Dans la partie basse (en bleu avec bandes jaunes), s’affiche l’historique du spectre sous forme “waterfall“. L’axe horizontal (X) représente la fréquence, l’axe vertical (Y) représente le temps et la couleur représente l’intensité du signal. Le waterfall permet de visualiser des signaux qui pourraient être difficiles à entendre ou à détecter dans le spectre instantané et permet de voir comment les signaux changent au fil du temps, ce qui est utile pour observer des transmissions intermittentes ou des signaux modulés.
Écouter une radio de la bande FM
La premier exemple d’utilisation accessible à tous est l’écoute d’une radio de la bande FM (fréquence 87,5 – 108 MHz). Nous pouvons par exemple entrer la fréquence de France Inter en région parisienne 87,8 MHz. Vous pouvez régler la fréquence sur 87.800.000 Hz dans la zone 1 (fréquence) ou bien 87800,000 kHz dans dans le champ Receiver option de la zone 4 (réglages).
Dans la zone réglage, il faut sélectionner le mode WFM (mono), et laisser les autres réglages par défaut.
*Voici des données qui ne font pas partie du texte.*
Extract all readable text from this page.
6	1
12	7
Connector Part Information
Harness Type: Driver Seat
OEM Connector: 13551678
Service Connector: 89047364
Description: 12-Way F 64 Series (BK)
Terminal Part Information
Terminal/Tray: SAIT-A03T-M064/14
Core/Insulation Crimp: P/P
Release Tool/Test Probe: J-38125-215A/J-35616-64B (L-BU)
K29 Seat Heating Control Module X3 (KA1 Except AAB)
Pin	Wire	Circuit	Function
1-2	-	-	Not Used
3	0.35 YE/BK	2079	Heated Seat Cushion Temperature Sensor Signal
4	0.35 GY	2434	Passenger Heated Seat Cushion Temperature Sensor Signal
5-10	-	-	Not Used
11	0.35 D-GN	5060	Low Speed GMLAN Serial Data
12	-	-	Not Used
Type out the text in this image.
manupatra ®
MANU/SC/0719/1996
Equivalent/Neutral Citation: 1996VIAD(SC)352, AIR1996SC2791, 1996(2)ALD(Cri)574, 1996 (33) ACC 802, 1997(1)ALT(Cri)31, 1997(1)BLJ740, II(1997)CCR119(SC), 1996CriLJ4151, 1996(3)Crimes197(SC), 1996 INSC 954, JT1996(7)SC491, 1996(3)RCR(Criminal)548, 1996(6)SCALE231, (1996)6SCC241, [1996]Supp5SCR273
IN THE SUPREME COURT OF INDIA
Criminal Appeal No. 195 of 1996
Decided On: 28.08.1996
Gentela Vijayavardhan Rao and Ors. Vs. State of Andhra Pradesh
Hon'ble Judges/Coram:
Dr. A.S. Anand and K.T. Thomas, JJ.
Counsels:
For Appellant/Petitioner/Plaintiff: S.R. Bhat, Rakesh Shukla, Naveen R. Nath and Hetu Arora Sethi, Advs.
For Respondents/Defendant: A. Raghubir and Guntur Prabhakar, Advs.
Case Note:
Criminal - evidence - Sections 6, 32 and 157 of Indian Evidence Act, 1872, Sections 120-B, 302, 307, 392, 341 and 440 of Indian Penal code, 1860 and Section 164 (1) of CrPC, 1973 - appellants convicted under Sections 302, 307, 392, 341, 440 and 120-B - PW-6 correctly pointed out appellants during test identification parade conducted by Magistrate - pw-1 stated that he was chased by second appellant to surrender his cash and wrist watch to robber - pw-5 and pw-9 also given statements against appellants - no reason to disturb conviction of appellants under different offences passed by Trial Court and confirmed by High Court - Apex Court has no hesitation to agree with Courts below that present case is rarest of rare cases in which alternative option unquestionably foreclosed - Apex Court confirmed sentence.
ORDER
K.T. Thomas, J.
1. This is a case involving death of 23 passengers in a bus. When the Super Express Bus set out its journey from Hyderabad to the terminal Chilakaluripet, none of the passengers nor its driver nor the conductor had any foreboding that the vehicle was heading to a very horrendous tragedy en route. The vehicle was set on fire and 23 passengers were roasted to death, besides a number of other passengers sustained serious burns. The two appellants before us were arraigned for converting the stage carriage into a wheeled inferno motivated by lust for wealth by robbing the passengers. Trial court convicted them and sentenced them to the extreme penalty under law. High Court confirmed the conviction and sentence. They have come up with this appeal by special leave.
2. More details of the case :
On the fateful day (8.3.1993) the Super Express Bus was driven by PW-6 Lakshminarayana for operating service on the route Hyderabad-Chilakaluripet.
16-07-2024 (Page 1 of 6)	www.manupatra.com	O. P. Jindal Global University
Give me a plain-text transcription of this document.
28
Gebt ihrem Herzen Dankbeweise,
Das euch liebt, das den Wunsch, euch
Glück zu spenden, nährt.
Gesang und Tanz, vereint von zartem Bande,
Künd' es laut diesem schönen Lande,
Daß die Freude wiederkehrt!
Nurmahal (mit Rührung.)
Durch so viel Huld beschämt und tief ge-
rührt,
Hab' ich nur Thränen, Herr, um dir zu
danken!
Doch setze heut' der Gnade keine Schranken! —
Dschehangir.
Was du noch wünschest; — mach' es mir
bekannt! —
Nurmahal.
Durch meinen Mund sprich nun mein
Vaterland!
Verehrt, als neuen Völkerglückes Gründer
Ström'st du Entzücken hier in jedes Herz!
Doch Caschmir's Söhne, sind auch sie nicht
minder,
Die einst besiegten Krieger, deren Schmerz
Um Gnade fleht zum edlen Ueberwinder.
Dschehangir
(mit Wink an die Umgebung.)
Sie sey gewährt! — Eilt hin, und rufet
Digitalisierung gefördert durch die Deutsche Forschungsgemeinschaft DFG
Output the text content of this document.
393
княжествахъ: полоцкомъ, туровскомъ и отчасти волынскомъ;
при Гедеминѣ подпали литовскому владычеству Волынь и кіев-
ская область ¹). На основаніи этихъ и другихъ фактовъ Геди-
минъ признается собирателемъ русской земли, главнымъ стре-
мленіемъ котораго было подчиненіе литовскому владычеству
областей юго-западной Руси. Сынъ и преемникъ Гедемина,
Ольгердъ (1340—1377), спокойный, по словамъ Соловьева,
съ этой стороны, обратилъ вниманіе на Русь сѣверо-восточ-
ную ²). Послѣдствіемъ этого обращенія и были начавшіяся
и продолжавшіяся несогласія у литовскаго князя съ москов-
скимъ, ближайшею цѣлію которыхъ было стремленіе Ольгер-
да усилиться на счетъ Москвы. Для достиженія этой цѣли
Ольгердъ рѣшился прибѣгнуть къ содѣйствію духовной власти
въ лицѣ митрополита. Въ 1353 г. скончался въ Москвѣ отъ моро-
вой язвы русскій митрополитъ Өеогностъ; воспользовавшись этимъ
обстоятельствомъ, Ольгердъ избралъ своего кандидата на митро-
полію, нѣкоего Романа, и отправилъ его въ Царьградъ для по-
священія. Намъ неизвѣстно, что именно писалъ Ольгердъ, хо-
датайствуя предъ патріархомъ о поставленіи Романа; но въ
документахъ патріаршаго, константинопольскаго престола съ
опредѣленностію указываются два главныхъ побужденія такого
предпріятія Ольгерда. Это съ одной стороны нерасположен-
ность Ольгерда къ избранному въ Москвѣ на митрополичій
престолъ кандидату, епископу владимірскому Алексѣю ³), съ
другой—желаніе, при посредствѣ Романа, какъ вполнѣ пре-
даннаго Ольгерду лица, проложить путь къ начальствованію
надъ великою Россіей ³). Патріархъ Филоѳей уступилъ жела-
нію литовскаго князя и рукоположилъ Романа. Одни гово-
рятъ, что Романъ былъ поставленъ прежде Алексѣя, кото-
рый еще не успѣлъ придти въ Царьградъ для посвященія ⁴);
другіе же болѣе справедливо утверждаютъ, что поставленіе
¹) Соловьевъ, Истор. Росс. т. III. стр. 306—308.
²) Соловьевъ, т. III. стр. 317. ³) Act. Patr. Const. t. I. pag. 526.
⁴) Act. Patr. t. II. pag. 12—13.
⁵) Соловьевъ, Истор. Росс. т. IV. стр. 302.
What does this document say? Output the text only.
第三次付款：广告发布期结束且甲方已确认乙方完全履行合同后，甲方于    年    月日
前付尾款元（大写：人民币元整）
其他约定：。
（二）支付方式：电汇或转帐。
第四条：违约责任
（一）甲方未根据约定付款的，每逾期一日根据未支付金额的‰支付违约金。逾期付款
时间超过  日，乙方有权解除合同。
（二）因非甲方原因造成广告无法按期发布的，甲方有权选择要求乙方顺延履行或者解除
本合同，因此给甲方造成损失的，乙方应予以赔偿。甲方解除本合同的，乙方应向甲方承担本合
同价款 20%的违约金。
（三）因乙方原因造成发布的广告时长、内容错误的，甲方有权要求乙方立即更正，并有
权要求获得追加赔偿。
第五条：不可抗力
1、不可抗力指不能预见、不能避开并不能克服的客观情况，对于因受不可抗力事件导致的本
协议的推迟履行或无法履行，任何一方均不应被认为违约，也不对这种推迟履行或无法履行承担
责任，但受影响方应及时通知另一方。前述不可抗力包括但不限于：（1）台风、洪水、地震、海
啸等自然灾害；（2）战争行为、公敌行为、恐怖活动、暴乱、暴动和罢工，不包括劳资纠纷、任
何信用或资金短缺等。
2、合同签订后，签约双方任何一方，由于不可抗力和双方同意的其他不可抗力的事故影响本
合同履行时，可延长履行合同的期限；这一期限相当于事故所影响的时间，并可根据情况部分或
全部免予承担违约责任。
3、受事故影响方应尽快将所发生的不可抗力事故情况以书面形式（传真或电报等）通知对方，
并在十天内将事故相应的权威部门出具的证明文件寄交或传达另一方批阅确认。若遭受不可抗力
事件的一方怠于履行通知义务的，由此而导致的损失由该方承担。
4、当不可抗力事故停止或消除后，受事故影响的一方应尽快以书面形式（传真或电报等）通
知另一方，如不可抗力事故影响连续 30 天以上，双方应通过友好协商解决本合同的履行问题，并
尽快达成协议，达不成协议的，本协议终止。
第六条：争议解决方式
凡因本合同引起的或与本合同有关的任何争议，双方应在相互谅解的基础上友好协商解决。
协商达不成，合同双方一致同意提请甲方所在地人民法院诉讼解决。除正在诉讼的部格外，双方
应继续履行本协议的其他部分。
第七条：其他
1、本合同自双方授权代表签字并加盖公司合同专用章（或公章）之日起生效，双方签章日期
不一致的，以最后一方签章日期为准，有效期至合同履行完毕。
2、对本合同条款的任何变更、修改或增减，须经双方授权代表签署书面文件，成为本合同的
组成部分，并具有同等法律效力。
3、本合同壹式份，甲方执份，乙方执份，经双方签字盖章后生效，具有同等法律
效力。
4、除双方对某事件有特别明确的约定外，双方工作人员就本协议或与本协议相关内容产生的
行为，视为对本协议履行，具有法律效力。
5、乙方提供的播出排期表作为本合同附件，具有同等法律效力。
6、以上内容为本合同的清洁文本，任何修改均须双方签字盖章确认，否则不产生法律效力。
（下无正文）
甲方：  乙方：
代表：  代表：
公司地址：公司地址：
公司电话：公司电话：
Vous devriez entendre France Inter dans les hauts parleurs de votre PC, magique non ? 😉
Analyser le signal envoyé par le capteur de température d’une station météo
Pour aller un peu plus loin, nous allons analyser le signal radio envoyé par un capteur de température d’une station météo. Il s’agit en général de dispositifs relativement simples à analyser car ils transmettent les mesures sans chiffrement.
J’utilise pour cet exemple un capteur de ma station météo, dont la référence est TFA Dostmann 30.3120.90.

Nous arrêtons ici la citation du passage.